Fractional exhaled nitric oxide (FeNO) may be a reliable biomarker for predicting exacerbations in patients with moderate-to-severe asthma, according to recent research released as an abstract for the American Academy of Allergy, Asthma & Immunology (AAAAI) 2020 Annual Meeting.
“In uncontrolled, moderate-to-severe asthma patients, higher baseline FeNO levels were associated with higher severe asthma exacerbation rates over the subsequent 52 weeks, independent of standard clinical characteristics,” William Busse, MD, professor of allergy and immunology at the University of Wisconsin Medical School in Madison, Wisconsin, and colleagues wrote in their study abstract.

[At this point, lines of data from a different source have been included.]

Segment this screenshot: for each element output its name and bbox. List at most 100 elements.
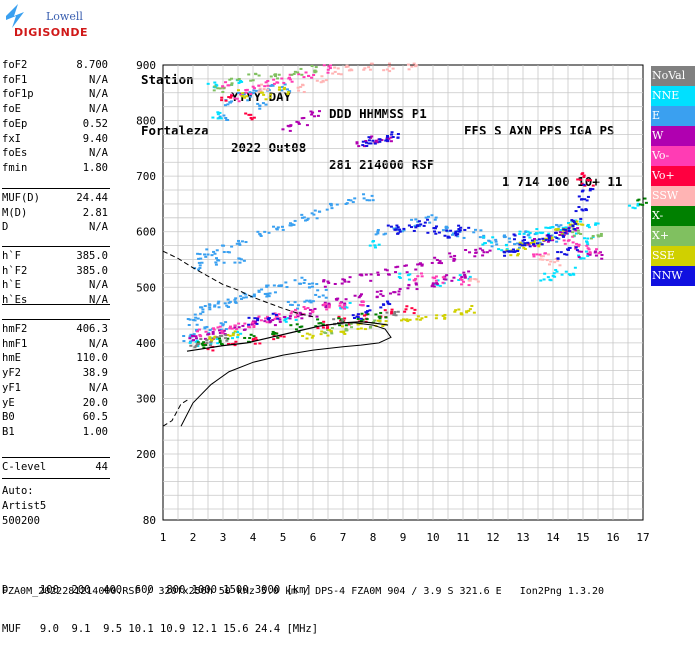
echo-point <box>372 240 376 243</box>
echo-point <box>344 324 348 327</box>
echo-point <box>412 312 416 315</box>
echo-point <box>249 333 253 336</box>
param-row-fof1p: foF1p N/A <box>2 87 108 101</box>
echo-point <box>586 252 590 255</box>
echo-point <box>320 75 324 78</box>
echo-point <box>265 295 269 298</box>
echo-point <box>580 182 584 185</box>
echo-point <box>413 308 417 311</box>
echo-point <box>230 245 234 248</box>
echo-point <box>404 308 408 311</box>
echo-point <box>597 235 601 238</box>
echo-point <box>360 304 364 307</box>
echo-point <box>369 142 373 145</box>
echo-point <box>579 232 583 235</box>
param-row-yf1: yF1 N/A <box>2 381 108 395</box>
echo-point <box>445 274 449 277</box>
echo-point <box>574 229 578 232</box>
echo-point <box>437 262 441 265</box>
logo-bolt-icon <box>6 4 24 28</box>
echo-point <box>221 324 225 327</box>
echo-point <box>561 234 565 237</box>
echo-point <box>490 241 494 244</box>
auto-artist-version: Artist5 <box>2 500 47 512</box>
echo-point <box>335 203 339 206</box>
param-value: N/A <box>89 103 108 116</box>
echo-point <box>485 251 489 254</box>
echo-point <box>252 116 256 119</box>
echo-point <box>478 236 482 239</box>
echo-point <box>342 304 346 307</box>
echo-point <box>271 319 275 322</box>
echo-point <box>568 274 572 277</box>
echo-point <box>213 304 217 307</box>
echo-point <box>218 339 222 342</box>
echo-point <box>537 238 541 241</box>
echo-point <box>293 219 297 222</box>
echo-point <box>205 338 209 341</box>
echo-point <box>403 310 407 313</box>
echo-point <box>304 71 308 74</box>
echo-point <box>643 197 647 200</box>
echo-point <box>443 317 447 320</box>
echo-point <box>559 228 563 231</box>
echo-point <box>268 319 272 322</box>
echo-point <box>507 237 511 240</box>
echo-point <box>376 232 380 235</box>
echo-point <box>416 275 420 278</box>
echo-point <box>432 230 436 233</box>
echo-point <box>434 232 438 235</box>
echo-point <box>495 243 499 246</box>
echo-point <box>244 91 248 94</box>
echo-point <box>520 244 524 247</box>
echo-point <box>459 312 463 315</box>
param-name: foF1 <box>2 73 28 86</box>
echo-point <box>258 107 262 110</box>
echo-point <box>282 335 286 338</box>
param-value: 44 <box>95 461 108 473</box>
echo-point <box>216 326 220 329</box>
echo-point <box>271 330 275 333</box>
echo-point <box>420 275 424 278</box>
footer-table: D 100 200 400 600 800 1000 1500 3000 [km… <box>2 558 318 649</box>
x-tick-label: 1 <box>160 531 167 544</box>
echo-point <box>417 263 421 266</box>
echo-point <box>599 232 603 235</box>
echo-point <box>299 313 303 316</box>
echo-point <box>348 276 352 279</box>
echo-point <box>414 226 418 229</box>
echo-point <box>393 228 397 231</box>
param-name: fmin <box>2 161 28 174</box>
echo-point <box>226 337 230 340</box>
echo-point <box>264 98 268 101</box>
echo-point <box>317 322 321 325</box>
param-row-md: M(D) 2.81 <box>2 206 108 220</box>
echo-point <box>574 222 578 225</box>
param-value: N/A <box>89 221 108 234</box>
echo-point <box>588 189 592 192</box>
echo-point <box>443 316 447 319</box>
echo-point <box>343 302 347 305</box>
echo-point <box>280 86 284 89</box>
echo-point <box>368 199 372 202</box>
echo-point <box>383 309 387 312</box>
footer-file-info: FZA0M_2022281214000.RSF / 320fx256h 50 k… <box>2 586 605 597</box>
echo-point <box>246 99 250 102</box>
echo-point <box>396 310 400 313</box>
echo-point <box>474 228 478 231</box>
echo-point <box>337 315 341 318</box>
electron-density-profile <box>180 322 392 427</box>
echo-point <box>533 238 537 241</box>
param-name: h`F2 <box>2 264 28 277</box>
echo-point <box>582 176 586 179</box>
echo-point <box>257 290 261 293</box>
echo-point <box>443 313 447 316</box>
echo-point <box>225 304 229 307</box>
x-tick-label: 12 <box>486 531 499 544</box>
echo-point <box>189 344 193 347</box>
echo-point <box>278 317 282 320</box>
legend-item-nne: NNE <box>651 86 695 106</box>
echo-point <box>278 318 282 321</box>
echo-point <box>575 249 579 252</box>
echo-point <box>337 317 341 320</box>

Busse and colleagues performed an analysis of patients with uncontrolled moderate-to-severe asthma in the phase 3 LIBERTY ASTHMA QUEST study who received dupilumab or a placebo for 52 weeks. In the trial, patients had asthma that was uncontrolled after failing two or fewer inhaled glucocorticoids and had at least one exacerbation within the least year. At baseline, patients had a forced expiratory volume in 1 second (FEV1) percent predicted ≤ 80%, and an Asthma Control Questionnaire (ACQ) score of 1.5 or greater. The researchers measured the annual severe asthma exacerbation rate of 620 patients in the placebo group using baseline FeNO levels in groups of < 25 parts per billion (PPB), 25 – < 50 PPB, and ≥ 50 PPB as well as baseline blood eosinophils in groups of < 150 cells/mL, 150 – < 300 cells/mL and ≥ 300 cells/mL.

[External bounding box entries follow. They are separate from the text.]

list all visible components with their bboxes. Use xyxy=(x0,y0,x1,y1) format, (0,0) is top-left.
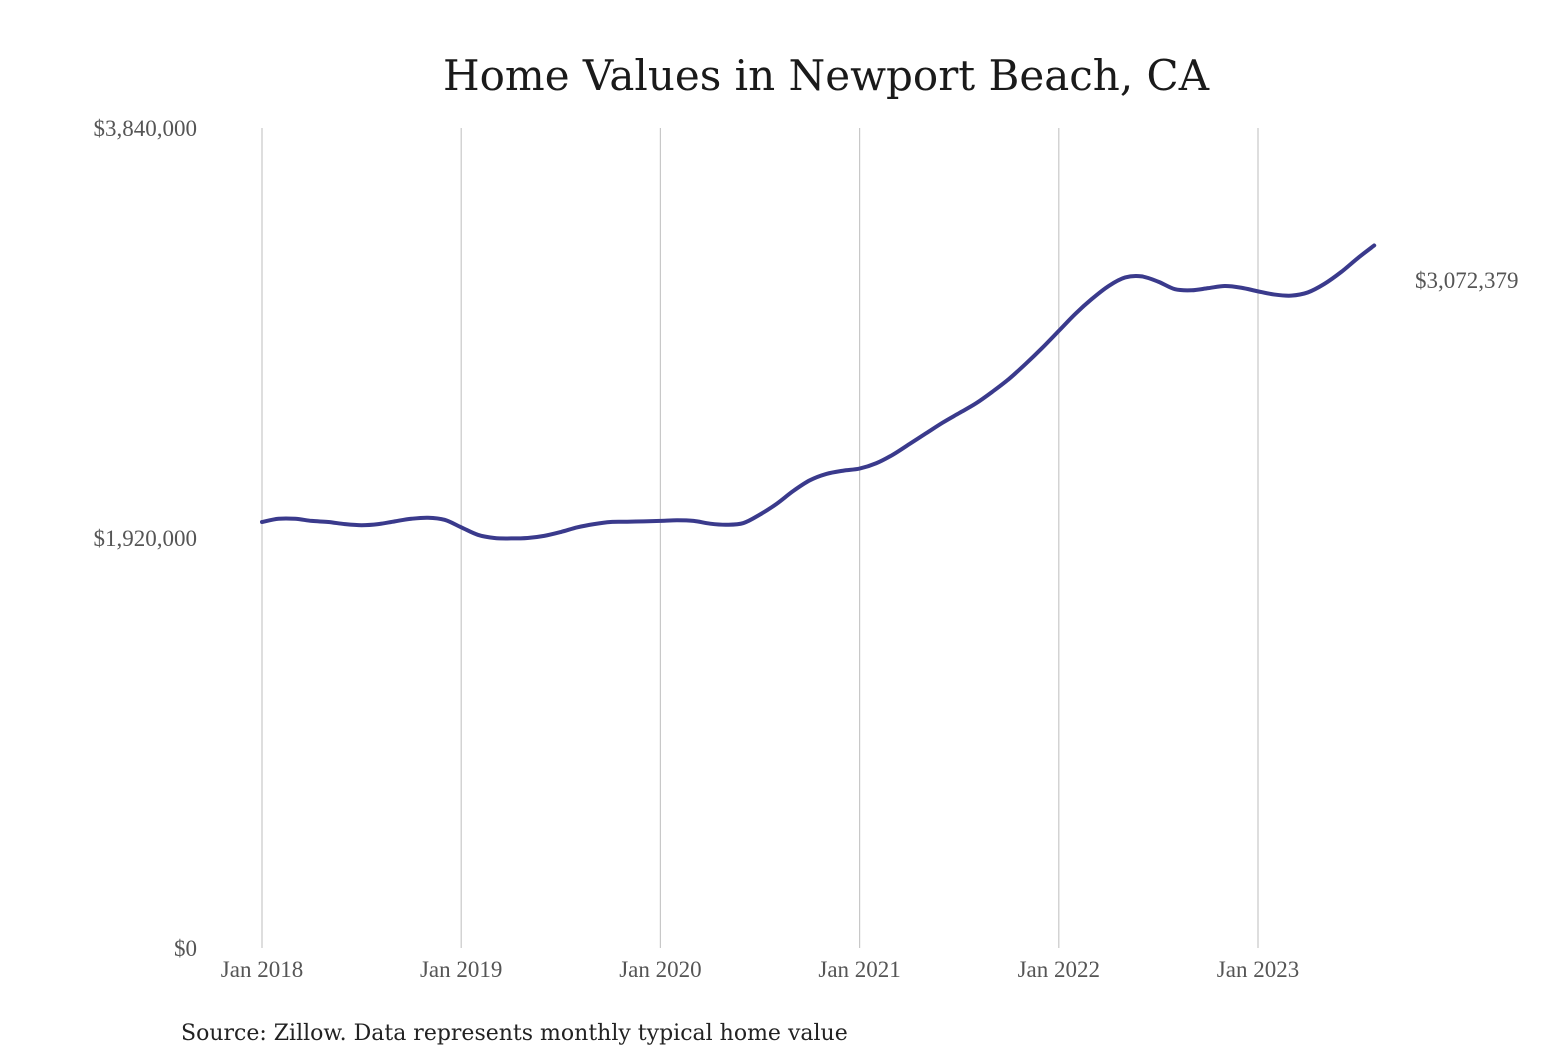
chart-title: Home Values in Newport Beach, CA xyxy=(443,51,1210,100)
x-axis-tick-labels: Jan 2018 Jan 2019 Jan 2020 Jan 2021 Jan 2022… xyxy=(221,957,1299,982)
x-tick-label: Jan 2023 xyxy=(1217,957,1299,982)
y-tick-label: $1,920,000 xyxy=(94,526,198,551)
x-tick-label: Jan 2020 xyxy=(619,957,701,982)
end-value-label: $3,072,379 xyxy=(1415,268,1519,293)
y-tick-label: $3,840,000 xyxy=(94,116,198,141)
x-tick-label: Jan 2022 xyxy=(1018,957,1100,982)
x-tick-label: Jan 2018 xyxy=(221,957,303,982)
series-line-0 xyxy=(260,243,1377,541)
y-tick-label: $0 xyxy=(174,936,197,961)
x-tick-label: Jan 2019 xyxy=(420,957,502,982)
gridlines xyxy=(261,128,1259,948)
y-axis-tick-labels: $3,840,000 $1,920,000 $0 xyxy=(94,116,198,961)
x-tick-label: Jan 2021 xyxy=(818,957,900,982)
series-layer xyxy=(260,243,1377,541)
source-note: Source: Zillow. Data represents monthly … xyxy=(181,1021,848,1046)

“Fractional exhaled nitric oxide has emerged as an important biomarker for type 2 inflammation,” Busse and colleagues wrote in their abstract. “This study assessed the prognostic value of baseline FeNO levels, accounting for potential differences in baseline blood eosinophils and other clinical characteristics, for subsequent severe asthma exacerbations in uncontrolled, moderate-to-severe asthma patients receiving placebo in the dupilumab phase 3 QUEST study.”

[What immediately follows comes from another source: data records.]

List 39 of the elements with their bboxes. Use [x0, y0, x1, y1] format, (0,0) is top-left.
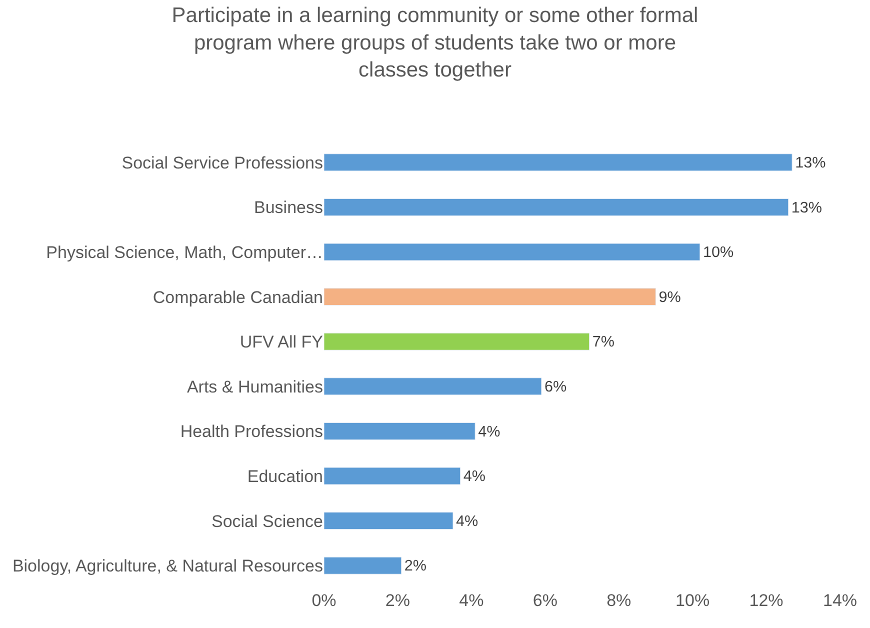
bar	[324, 556, 402, 574]
bar	[324, 154, 792, 172]
data-label: 7%	[592, 334, 615, 351]
x-tick-label: 10%	[676, 591, 710, 610]
y-tick-label: Physical Science, Math, Computer…	[46, 242, 323, 262]
bar	[324, 198, 789, 216]
y-tick-label: Health Professions	[180, 422, 323, 442]
bar	[324, 378, 542, 396]
y-tick-label: Comparable Canadian	[152, 288, 323, 307]
data-label: 4%	[463, 468, 486, 486]
x-tick-label: 0%	[312, 591, 336, 610]
y-tick-label: Social Service Professions	[122, 153, 323, 172]
data-label: 4%	[478, 423, 501, 440]
x-tick-label: 12%	[749, 591, 784, 610]
x-tick-label: 14%	[822, 591, 858, 610]
x-tick-label: 6%	[532, 591, 558, 610]
bar	[324, 512, 454, 530]
data-label: 4%	[456, 512, 479, 530]
bar	[324, 422, 476, 440]
bar	[324, 467, 461, 485]
data-label: 13%	[795, 154, 826, 172]
bar	[324, 332, 590, 350]
data-label: 2%	[404, 558, 427, 575]
x-tick-label: 4%	[459, 591, 484, 610]
chart-title: Participate in a learning community or some other formal program where groups of students take two or more classes together	[172, 4, 698, 82]
bar	[324, 288, 656, 306]
data-label: 10%	[702, 244, 734, 262]
data-label: 9%	[658, 288, 682, 306]
y-tick-label: Education	[247, 466, 323, 486]
data-label: 13%	[791, 199, 822, 216]
y-tick-label: Business	[254, 198, 323, 218]
x-tick-label: 2%	[385, 591, 410, 610]
y-tick-label: Arts & Humanities	[186, 377, 323, 396]
y-tick-label: Biology, Agriculture, & Natural Resources	[12, 556, 323, 576]
bar	[324, 243, 700, 261]
y-tick-label: UFV All FY	[240, 332, 323, 352]
data-label: 6%	[544, 378, 567, 396]
y-tick-label: Social Science	[211, 512, 323, 531]
x-tick-label: 8%	[606, 591, 632, 610]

After adjusting for baseline eosinophils and clinical characteristics, the exacerbation rate of patients with a baseline FeNO of ≥ 50 PPB was 1.54 times higher than patients with a baseline FeNO of < 25 PPB (95% CI, 1.11-2.14). Patients with a baseline FeNO of ≥ 50 PPB and eosinophils ≥ 300 cells/mL had 3.19 times the exacerbation rate of patients with baseline FeNO < 25 PPB and eosinophils < 150 cells/mL, after adjusting for clinical differences, the researchers said.
“[The] risk was particularly high in patients also having blood eosinophils ≥ 300cells/mL. These results suggest that FeNO, independently and in combination with blood eosinophils, identifies patients at increased risk of subsequent exacerbations,” Busse and colleagues concluded.